The most common means of fungal reproduction is the formation of spores. The spore formation occurs in fungi, such as Aspergillus niger (black shower mold), Penicillium pinophilum (bread mold), and Trichophyton mentagrophytes (Athlete’s Foot).
Mold spores are present everywhere in both indoor and outdoor environments, and many of the products found in buildings provide rich nutrient sources. The most common defense is prevention. This can include controlling the moisture in a building in order to avoid high humidity levels, and specifying products with antimicrobial protection to resist mold growth.
An antimicrobial agent in a coating is designed to inhibit the growth of stain- and odor-causing bacteria and to help prevent product deterioration of the coating from mold and mildew. The agent neither replaces normal cleaning practices nor is intended to protect users from disease-causing microorganisms. Microbes landing on surfaces treated with silver-ion antimicrobial coatings are not killed; rather, the silver-based particles emit ions that interfere with the microorganism’s metabolism, reducing its ability to reproduce.
Coupled with regularly scheduled cleanings, the antimicrobial coatings create an inhospitable environment for microbial growth by damaging the microbes’ cell walls. Additionally, this interferes with the conversion of nutrients into energy, inhibiting reproduction. The microbes die and are not replaced within the population.
Antimicrobial treatments in solid products are largely surface treatment effects. For most, efficacy is related to controlled diffusion at the surface. Limited or no migration out of the surface provides durability as the incorporated active ingredient is not used up.
The benefits of antimicrobial coatings on surfaces include odor control, and reduced staining and surface discoloration from bacteria, mold, and mildew. Again, please note products and surfaces treated with antimicrobial coatings do not disinfect their surroundings or contents. For example, neither is the water in a treated cup sterilized nor is growth in the water inhibited.
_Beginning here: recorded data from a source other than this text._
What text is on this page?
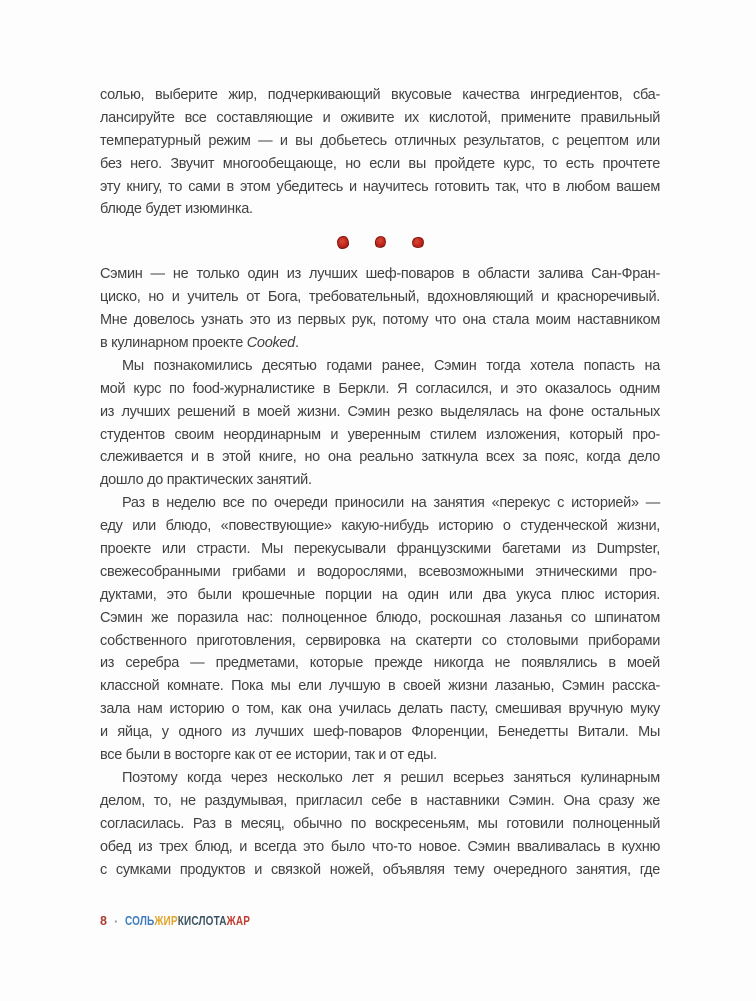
солью, выберите жир, подчеркивающий вкусовые качества ингредиентов, сба-
лансируйте все составляющие и оживите их кислотой, примените правильный
температурный режим — и вы добьетесь отличных результатов, с рецептом или
без него. Звучит многообещающе, но если вы пройдете курс, то есть прочтете
эту книгу, то сами в этом убедитесь и научитесь готовить так, что в любом вашем
блюде будет изюминка.
Сэмин — не только один из лучших шеф-поваров в области залива Сан-Фран-
циско, но и учитель от Бога, требовательный, вдохновляющий и красноречивый.
Мне довелось узнать это из первых рук, потому что она стала моим наставником
в кулинарном проекте Cooked.
Мы познакомились десятью годами ранее, Сэмин тогда хотела попасть на
мой курс по food-журналистике в Беркли. Я согласился, и это оказалось одним
из лучших решений в моей жизни. Сэмин резко выделялась на фоне остальных
студентов своим неординарным и уверенным стилем изложения, который про-
слеживается и в этой книге, но она реально заткнула всех за пояс, когда дело
дошло до практических занятий.
Раз в неделю все по очереди приносили на занятия «перекус с историей» —
еду или блюдо, «повествующие» какую-нибудь историю о студенческой жизни,
проекте или страсти. Мы перекусывали французскими багетами из Dumpster,
свежесобранными грибами и водорослями, всевозможными этническими про-
дуктами, это были крошечные порции на один или два укуса плюс история.
Сэмин же поразила нас: полноценное блюдо, роскошная лазанья со шпинатом
собственного приготовления, сервировка на скатерти со столовыми приборами
из серебра — предметами, которые прежде никогда не появлялись в моей
классной комнате. Пока мы ели лучшую в своей жизни лазанью, Сэмин расска-
зала нам историю о том, как она училась делать пасту, смешивая вручную муку
и яйца, у одного из лучших шеф-поваров Флоренции, Бенедетты Витали. Мы
все были в восторге как от ее истории, так и от еды.
Поэтому когда через несколько лет я решил всерьез заняться кулинарным
делом, то, не раздумывая, пригласил себе в наставники Сэмин. Она сразу же
согласилась. Раз в месяц, обычно по воскресеньям, мы готовили полноценный
обед из трех блюд, и всегда это было что-то новое. Сэмин вваливалась в кухню
с сумками продуктов и связкой ножей, объявляя тему очередного занятия, где
8 · СОЛЬ ЖИР КИСЛОТА ЖАР
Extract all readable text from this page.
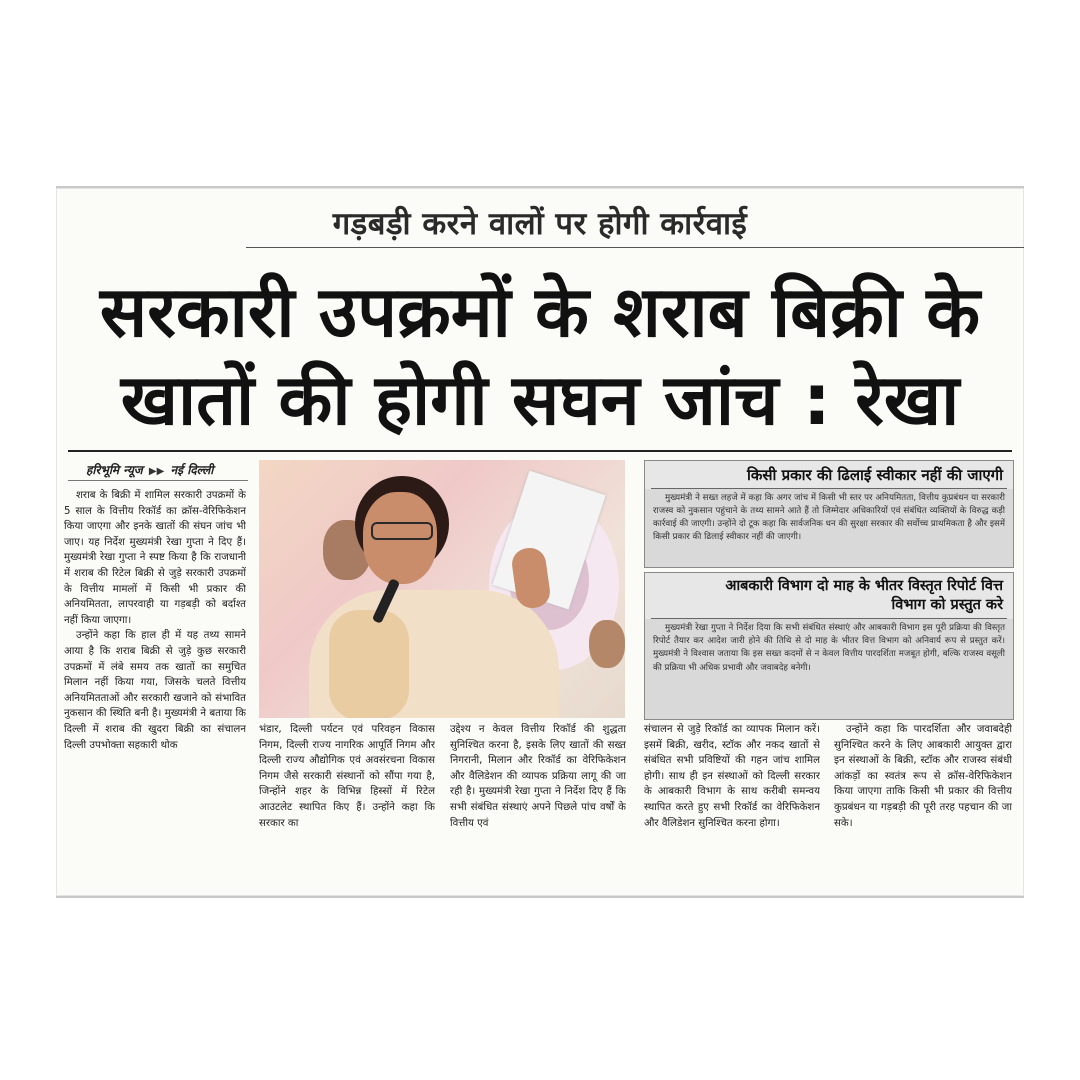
गड़बड़ी करने वालों पर होगी कार्रवाई
सरकारी उपक्रमों के शराब बिक्री के
खातों की होगी सघन जांच : रेखा
हरिभूमि न्यूज ▶▶ नई दिल्ली

शराब के बिक्री में शामिल सरकारी उपक्रमों के 5 साल के वित्तीय रिकॉर्ड का क्रॉस-वेरिफिकेशन किया जाएगा और इनके खातों की संघन जांच भी जाए। यह निर्देश मुख्यमंत्री रेखा गुप्ता ने दिए हैं। मुख्यमंत्री रेखा गुप्ता ने स्पष्ट किया है कि राजधानी में शराब की रिटेल बिक्री से जुड़े सरकारी उपक्रमों के वित्तीय मामलों में किसी भी प्रकार की अनियमितता, लापरवाही या गड़बड़ी को बर्दाश्त नहीं किया जाएगा।

उन्होंने कहा कि हाल ही में यह तथ्य सामने आया है कि शराब बिक्री से जुड़े कुछ सरकारी उपक्रमों में लंबे समय तक खातों का समुचित मिलान नहीं किया गया, जिसके चलते वित्तीय अनियमितताओं और सरकारी खजाने को संभावित नुकसान की स्थिति बनी है। मुख्यमंत्री ने बताया कि दिल्ली में शराब की खुदरा बिक्री का संचालन दिल्ली उपभोक्ता सहकारी थोक

किसी प्रकार की ढिलाई स्वीकार नहीं की जाएगी

मुख्यमंत्री ने सख्त लहजे में कहा कि अगर जांच में किसी भी स्तर पर अनियमितता, वित्तीय कुप्रबंधन या सरकारी राजस्व को नुकसान पहुंचाने के तथ्य सामने आते हैं तो जिम्मेदार अधिकारियों एवं संबंधित व्यक्तियों के विरुद्ध कड़ी कार्रवाई की जाएगी। उन्होंने दो टूक कहा कि सार्वजनिक धन की सुरक्षा सरकार की सर्वोच्च प्राथमिकता है और इसमें किसी प्रकार की ढिलाई स्वीकार नहीं की जाएगी।

आबकारी विभाग दो माह के भीतर विस्तृत रिपोर्ट वित्त
विभाग को प्रस्तुत करे

मुख्यमंत्री रेखा गुप्ता ने निर्देश दिया कि सभी संबंधित संस्थाएं और आबकारी विभाग इस पूरी प्रक्रिया की विस्तृत रिपोर्ट तैयार कर आदेश जारी होने की तिथि से दो माह के भीतर वित्त विभाग को अनिवार्य रूप से प्रस्तुत करें। मुख्यमंत्री ने विश्वास जताया कि इस सख्त कदमों से न केवल वित्तीय पारदर्शिता मजबूत होगी, बल्कि राजस्व वसूली की प्रक्रिया भी अधिक प्रभावी और जवाबदेह बनेगी।

भंडार, दिल्ली पर्यटन एवं परिवहन विकास निगम, दिल्ली राज्य नागरिक आपूर्ति निगम और दिल्ली राज्य औद्योगिक एवं अवसंरचना विकास निगम जैसे सरकारी संस्थानों को सौंपा गया है, जिन्होंने शहर के विभिन्न हिस्सों में रिटेल आउटलेट स्थापित किए हैं। उन्होंने कहा कि सरकार का

उद्देश्य न केवल वित्तीय रिकॉर्ड की शुद्धता सुनिश्चित करना है, इसके लिए खातों की सख्त निगरानी, मिलान और रिकॉर्ड का वेरिफिकेशन और वैलिडेशन की व्यापक प्रक्रिया लागू की जा रही है। मुख्यमंत्री रेखा गुप्ता ने निर्देश दिए हैं कि सभी संबंधित संस्थाएं अपने पिछले पांच वर्षों के वित्तीय एवं

संचालन से जुड़े रिकॉर्ड का व्यापक मिलान करें। इसमें बिक्री, खरीद, स्टॉक और नकद खातों से संबंधित सभी प्रविष्टियों की गहन जांच शामिल होगी। साथ ही इन संस्थाओं को दिल्ली सरकार के आबकारी विभाग के साथ करीबी समन्वय स्थापित करते हुए सभी रिकॉर्ड का वेरिफिकेशन और वैलिडेशन सुनिश्चित करना होगा।

उन्होंने कहा कि पारदर्शिता और जवाबदेही सुनिश्चित करने के लिए आबकारी आयुक्त द्वारा इन संस्थाओं के बिक्री, स्टॉक और राजस्व संबंधी आंकड़ों का स्वतंत्र रूप से क्रॉस-वेरिफिकेशन किया जाएगा ताकि किसी भी प्रकार की वित्तीय कुप्रबंधन या गड़बड़ी की पूरी तरह पहचान की जा सके।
An antimicrobial coating technology can provide an added level of protection for the coated surface. Through research and testing, a high-performance architectural coating system containing silver-ion antimicrobial protection has been developed for use on both interior and exterior aluminum surfaces of architectural products to inhibit the growth of stain- and odor-causing bacteria. This architectural liquid coating uses a 70-percent polyvinylidene fluoride (PVDF) resin-based system.
When moisture is present, the antimicrobial technology in the PVDF coating activates the ion exchange mechanism and small amounts of silver cations (positively charged ions) are released into aqueous environments. The release rate is regulated by the unique amorphous glass structure, giving extraordinary longevity. The released silver acts on stain- and odor-causing bacteria by disrupting their metabolism and reproduction.